Being diagnosed with cancer is quite stressful, devastating, and hard. Although more and more research has been done about cancer and mortality, you probably still do not understand your options and outlook as you fight the disease. Plus, securing long-term benefits for this condition is a complicated process.
Cancer itself is not disabling. Often, it’s the treatment that can put you in a disabling condition. Also, the benefits you may receive depend on the stage of your cancer, its impact on your life, and other requirements. To ease the stress of getting disability benefits for cancer, you must educate yourself about it. A nationwide long-term disability claims lawyer can also walk you through your options if you have cancer and want to seek disability benefits.

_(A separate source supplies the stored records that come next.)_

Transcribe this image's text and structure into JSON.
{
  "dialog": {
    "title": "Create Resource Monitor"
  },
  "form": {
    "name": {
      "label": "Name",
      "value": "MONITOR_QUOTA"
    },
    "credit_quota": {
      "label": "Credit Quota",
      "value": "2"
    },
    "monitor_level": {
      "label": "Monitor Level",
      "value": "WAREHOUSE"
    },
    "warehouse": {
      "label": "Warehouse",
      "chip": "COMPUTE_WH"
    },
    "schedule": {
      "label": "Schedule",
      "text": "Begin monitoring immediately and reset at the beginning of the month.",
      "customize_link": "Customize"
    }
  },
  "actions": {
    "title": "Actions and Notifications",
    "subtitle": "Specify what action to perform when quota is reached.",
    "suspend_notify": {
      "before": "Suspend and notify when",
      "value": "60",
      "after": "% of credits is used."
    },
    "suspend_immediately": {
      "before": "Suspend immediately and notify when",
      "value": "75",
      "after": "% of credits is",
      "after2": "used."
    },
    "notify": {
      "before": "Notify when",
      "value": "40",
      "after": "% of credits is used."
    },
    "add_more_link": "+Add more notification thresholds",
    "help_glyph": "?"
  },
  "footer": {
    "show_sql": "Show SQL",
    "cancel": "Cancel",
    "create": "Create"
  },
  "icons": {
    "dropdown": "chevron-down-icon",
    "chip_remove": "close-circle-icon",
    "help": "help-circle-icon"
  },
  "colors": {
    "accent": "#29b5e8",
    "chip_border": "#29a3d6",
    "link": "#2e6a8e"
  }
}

Does Cancer Qualify for Disability Benefits?
Not all cancer patients suffer from a disability. Indeed, a lot of patients still go to work while they fight their condition. But cancer and cancer treatments can cause debilitating symptoms that can stop you from working. The success of your claim for cancer depends on factors such as your kind and stage of cancer, tumor size and location, your treatment options, the possibility of your cancer spreading to other body parts, how fast or slow the cancer is growing, as well as the insurer’s definition of disability.
As you fight with cancer, ensure you communicate with your doctors and care providers regularly. If you have problems completing everyday tasks at home and work because of weakness, fatigue, or nausea, talk to your doctor about your disability.
Strengthening Your Disability Claim
Cancer is a serious and deadly medical condition, so you may think you won’t have problems getting approved for disability benefits. But this is not always true. In fact, insurance companies will closely scrutinize disability claims related to cancer. If these companies think you have non-disabling symptoms and that you can still work, they may deny your claim. This is the case even if you are terminally ill.
To file a successful long-term disability claim, you must gather information about your cancer diagnosis, symptoms, and treatment protocols. Also, ensure your disability application includes your exact diagnosis and stage of cancer, your symptoms and limitations, and your medical records. These records should include biopsy results, imaging studies, and treatment recommendations. If your cancer gets worse, metastasizes, or doesn’t respond to treatment, update your insurance adjuster or your insurance lawyer. Lastly, ensure you discuss your disability claim with a skilled long-term disability attorney.